Lines in the sand
http://www.newstatesman.com/north-america/2007/08/war-dead-iraq-crosses-veterans
Joe Treasure
02 August 2007
We’re gathered at the beach by the entrance to Stearns Wharf, Santa Barbara’s historic pier, in sight of the yachts in the Marina and the beachfront hotels, and we’re setting out crosses for America’s war dead. A few early morning joggers have stopped to watch. The sun is creeping from behind the mountains towards the ocean. It’s already comfortably warm, and we have a couple of hours work ahead of us.
3,000 eighteen inch crosses must be spaced with military precision – a yard between one cross and the next, five feet between rows, the whole covering almost an acre; in front of each cross, a flag of the kind distributed for waving at patriotic parades; on a proportion of the crosses, labels naming individuals and the circumstances of their deaths, with the accumulated messages and memorabilia from colleagues and families.
It wasn’t always such a labour, setting up this Sunday memorial. Arlington West, named after Arlington Cemetery in Washington, has grown as the catastrophe of Bush’s war has grown. Local activist Stephen Sherrill is credited with instigating it in its earliest form – 340 crosses clustered in the sand. He had begun making the crosses during the early months after the invasion of Iraq, barely keeping pace with the casualty figures, wanting to find a concrete expression for the numbers of the dead, while the White House was keeping the coffins off America’s television screens. On that first Sunday, on November 2nd, 2003, the police came enquiring after a permit, left without seeing one, and haven’t been back since. This is liberal Santa Barbara, where first amendment rights are respected, and the Bush administration never had much support.
Sherrill hadn’t looked beyond that first act of political theatre. He wasn’t thinking about the next weekend, or the one beyond that; couldn’t imagine that the war would be dragging on three and half years later with the body count at 3,613. It was the local chapter of Veterans for Peace who took over Arlington West and ensured its longevity. Since then, another 20 chapters around the country have taken the idea and shaped it to suit local circumstances.
Sherrill is here still – part of the team – but it’s the veterans who have developed the routine for measuring the intervals between crosses and distributing the kit, which they do now with a breezy informality out of which a rhythm emerges, while they discuss the danger of an American strike against Iran, and an upcoming Bob Dylan concert, and the report in today’s LA Times that 45% of the insurgents in Iraq are from Saudi Arabia where the Bush family love to do business.
There is something undeniably authentic about this that commands attention – the undemonstrative chore of making it right week after week, every cross, every flag planted precisely in the sand, and gathered up again before sunset – veterans and other volunteers clearing a little time and space to acknowledge the sacrifice of fallen soldiers.

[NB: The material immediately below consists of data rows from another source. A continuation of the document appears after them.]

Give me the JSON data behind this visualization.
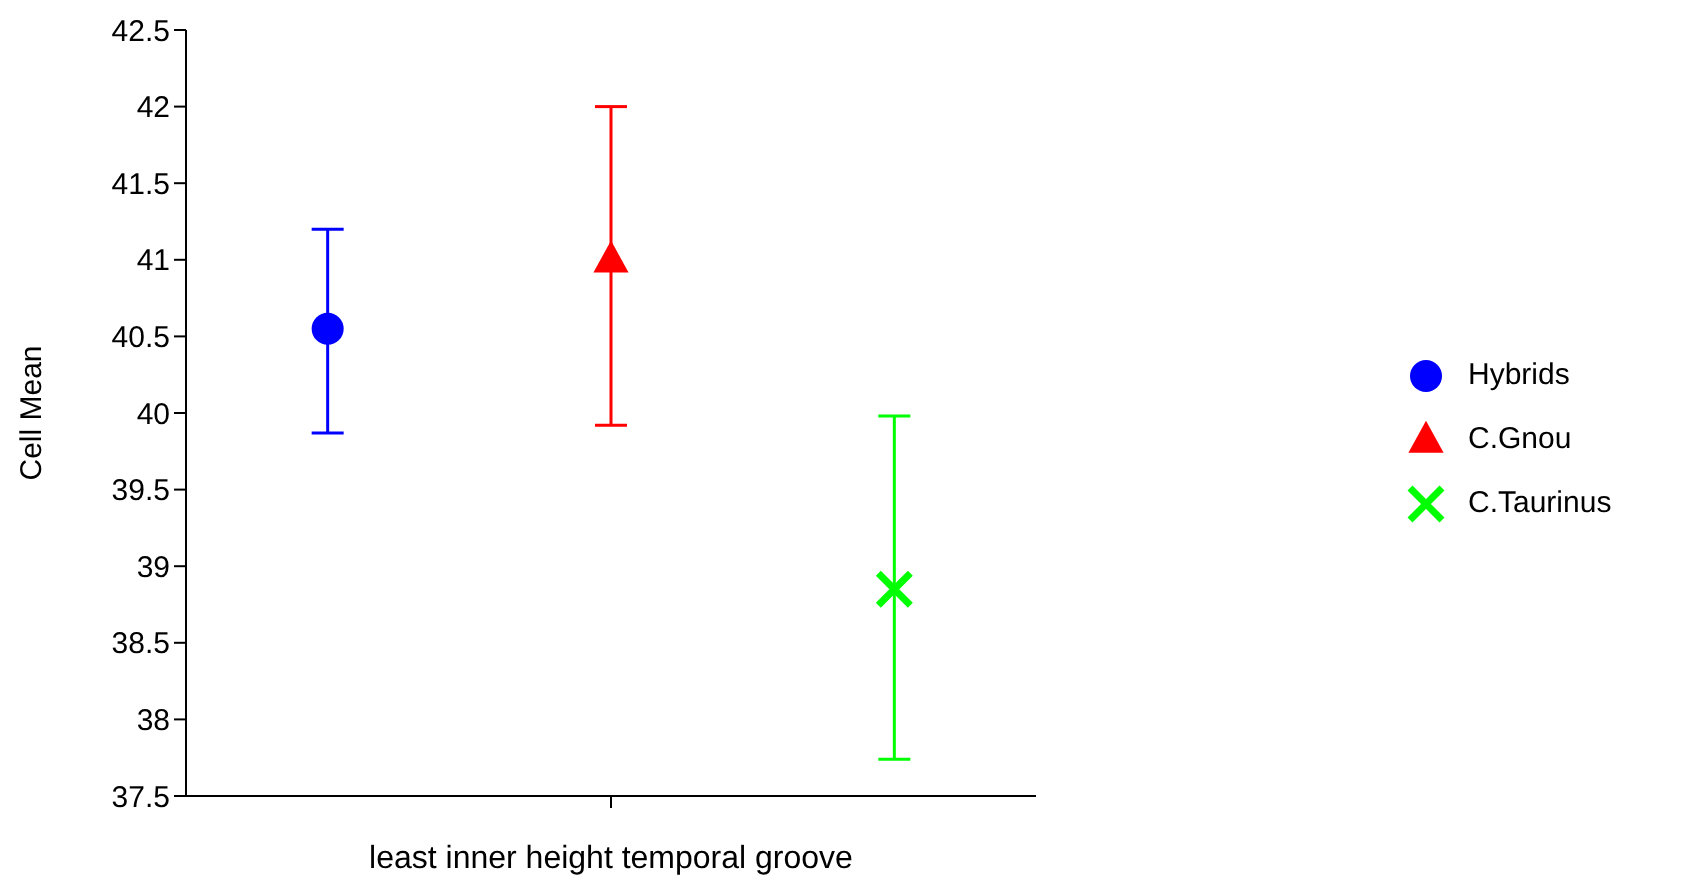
{
  "chart_data": {
    "type": "scatter",
    "xlabel": "least inner height temporal groove",
    "ylabel": "Cell Mean",
    "categories": [
      null,
      null,
      null
    ],
    "series": [
      {
        "name": "Hybrids",
        "color": "#0000ff",
        "marker": "circle",
        "values": [
          40.55,
          null,
          null
        ],
        "errors": [
          [
            39.87,
            41.2
          ],
          null,
          null
        ]
      },
      {
        "name": "C.Gnou",
        "color": "#ff0000",
        "marker": "triangle",
        "values": [
          null,
          41.0,
          null
        ],
        "errors": [
          null,
          [
            39.92,
            42.0
          ],
          null
        ]
      },
      {
        "name": "C.Taurinus",
        "color": "#00ff00",
        "marker": "cross",
        "values": [
          null,
          null,
          38.85
        ],
        "errors": [
          null,
          null,
          [
            37.74,
            39.98
          ]
        ]
      }
    ],
    "ylim": [
      37.5,
      42.5
    ],
    "yticks": [
      37.5,
      38,
      38.5,
      39,
      39.5,
      40,
      40.5,
      41,
      41.5,
      42,
      42.5
    ],
    "grid": false,
    "legend": "right"
  }
}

Orderly but radically democratic, with the capacity to shift its form over time, Arlington West continues to evolve in unpredicted ways. Sherrill describes it as ‘an extended exercise in anarchistic thinking’.
When the number of the dead passed 3,000 the veterans decided that a line must be drawn. How much of the beach could they claim? Could the sides of the trailer, in which they transport the crosses, be extended any higher? How far could they expand the task of setting up and clearing away?
To begin with all the crosses were named. But there were objections. Opponents accused the veterans of exploiting the dead for political ends. In a few cases, relatives asked to have names removed. The veterans decided to post only the names of those who had been ‘visited’ – about a third of them, so far. But a label is made for every one of the dead, with information and photographs clipped from newspapers, and kept on hand in case a visitor should come.
Public reaction has changed significantly over the years, veterans tell me. The cemetery has proved a barometer of attitudes to the war among the American public at large. Early on, a small but vocal minority responded angrily, with accusations of treason, some returning week after week to harangue veterans and volunteers. Lisa Leitz, a UCSB graduate student researching military resistance and a regular at Arlington West, says that these days there is only the occasional ‘drive-by’ objection, a muttered reference to 9/11, for example, followed by a rapid retreat.
So what is Arlington West – a memorial, or a protest? The pathological secrecy of this administration has made the distinction academic. To bring into public view what the White House would prefer to keep hidden, even something as demanding of attention as the death of a serviceman, has become a potent political act.